ModelStepper accepts two training engines as returned from deepspeed.initialize() (one baseline and one test) and a DataLoader for training. ModelStepper's go() method will train some number of batches and track the specified values (i.e., parameters, loss, and/or gradients). If a tracked component diverges from the baseline within a specified tolerance, go() returns False and reports information on the divergence.

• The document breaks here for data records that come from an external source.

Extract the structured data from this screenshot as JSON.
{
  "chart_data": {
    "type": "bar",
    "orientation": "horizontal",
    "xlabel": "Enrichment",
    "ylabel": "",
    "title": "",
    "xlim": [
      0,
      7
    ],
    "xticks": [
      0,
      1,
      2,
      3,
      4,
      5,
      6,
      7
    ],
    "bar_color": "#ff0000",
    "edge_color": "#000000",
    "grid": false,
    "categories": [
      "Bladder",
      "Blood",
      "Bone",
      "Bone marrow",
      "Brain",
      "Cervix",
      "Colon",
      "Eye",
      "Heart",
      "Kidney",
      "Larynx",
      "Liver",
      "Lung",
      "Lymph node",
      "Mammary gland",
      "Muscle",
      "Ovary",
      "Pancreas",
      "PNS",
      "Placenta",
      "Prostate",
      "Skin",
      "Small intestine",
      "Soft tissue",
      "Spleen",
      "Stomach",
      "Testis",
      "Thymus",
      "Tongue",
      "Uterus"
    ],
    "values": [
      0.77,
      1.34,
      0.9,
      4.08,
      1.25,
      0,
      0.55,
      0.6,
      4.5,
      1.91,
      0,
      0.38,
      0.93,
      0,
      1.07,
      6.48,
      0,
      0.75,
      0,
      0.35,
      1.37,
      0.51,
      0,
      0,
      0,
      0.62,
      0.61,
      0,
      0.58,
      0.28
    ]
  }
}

Note: the divergence of parameters and gradients is currently decided by the relative difference between the tensors, i.e., ((B - A).norm() / A.norm()). The absolute difference is still communicated when diverged.

Assumptions:

  • The user must ensure that the baseline and tracked model are initialized with the same state.
  • If parameters or gradients are tracked, the models are aligned such base_eng.module.parameters() are comparable test_eng.module.parameters(). In the near future, we should support doing an all_gather() to coordinate with varying model parallelism.

Usage

ModelStepper has a small API:

stepper = ModelStepper(base_engine,
                       test_engine,
                       trainloader,
                       num_batches=50,
                       test_every=1)
success = stepper.go()

Check out demo.py and ModelStepper.py for more details.

Example

Try the demo:

$ deepspeed demo.py --deepspeed --deepspeed_config=ds_config.json

<snip>

--- Model Stepper Configuration ---
batches=50
test_every=1
status_every=5
track_params=True
param_tol=1.000000e-05
track_loss=True
loss_tol=1.000000e-05
track_grads=True
grad_tol=1.000000e-05

STATUS batch=0 / 50 base_loss=2.30138 test_loss=2.30138 abs_diff=0.00000e+00 rel_diff=0.00000e+00
STATUS batch=5 / 50 base_loss=2.29744 test_loss=2.29744 abs_diff=0.00000e+00 rel_diff=0.00000e+00
STATUS batch=10 / 50 base_loss=2.25951 test_loss=2.25951 abs_diff=0.00000e+00 rel_diff=0.00000e+00
STATUS batch=15 / 50 base_loss=2.19609 test_loss=2.19609 abs_diff=0.00000e+00 rel_diff=0.00000e+00
STATUS batch=20 / 50 base_loss=2.12497 test_loss=2.12497 abs_diff=0.00000e+00 rel_diff=0.00000e+00
STATUS batch=25 / 50 base_loss=2.05403 test_loss=2.05403 abs_diff=2.38419e-07 rel_diff=1.16074e-07
STATUS batch=30 / 50 base_loss=1.99819 test_loss=1.99819 abs_diff=1.19209e-07 rel_diff=5.96587e-08
STATUS batch=35 / 50 base_loss=1.97918 test_loss=1.97918 abs_diff=0.00000e+00 rel_diff=0.00000e+00
STATUS batch=40 / 50 base_loss=1.98365 test_loss=1.98365 abs_diff=0.00000e+00 rel_diff=0.00000e+00
STATUS batch=45 / 50 base_loss=1.85610 test_loss=1.85610 abs_diff=0.00000e+00 rel_diff=0.00000e+00
STATUS batch=49 / 50 base_loss=1.89003 test_loss=1.89003 abs_diff=0.00000e+00 rel_diff=0.00000e+00
TEST PASSED

In contrast, here is the result of the --fail flag to demo a test failure. This mode sets lr=0 in the tested model:

$ deepspeed demo.py --deepspeed --deepspeed_config=ds_config.json --fail

<snip>

DIVERGED PARAMETER rank=2 batch=0 param_idx=0 abs_diff=2.11209e-02 rel_diff=1.47273e-02 tol=1.00000e-04
DIVERGED PARAMETER rank=0 batch=0 param_idx=0 abs_diff=2.11209e-02 rel_diff=1.47273e-02 tol=1.00000e-04
DIVERGED PARAMETER rank=3 batch=0 param_idx=0 abs_diff=2.11209e-02 rel_diff=1.47273e-02 tol=1.00000e-04
DIVERGED PARAMETER rank=1 batch=0 param_idx=0 abs_diff=2.11209e-02 rel_diff=1.47273e-02 tol=1.00000e-04
STATUS batch=0 / 50 base_loss=2.30138 test_loss=2.30138 abs_diff=0.00000e+00 rel_diff=0.00000e+00
TEST FAILED

ModelStepper immediately detects that the model parameters have diverged from the baseline.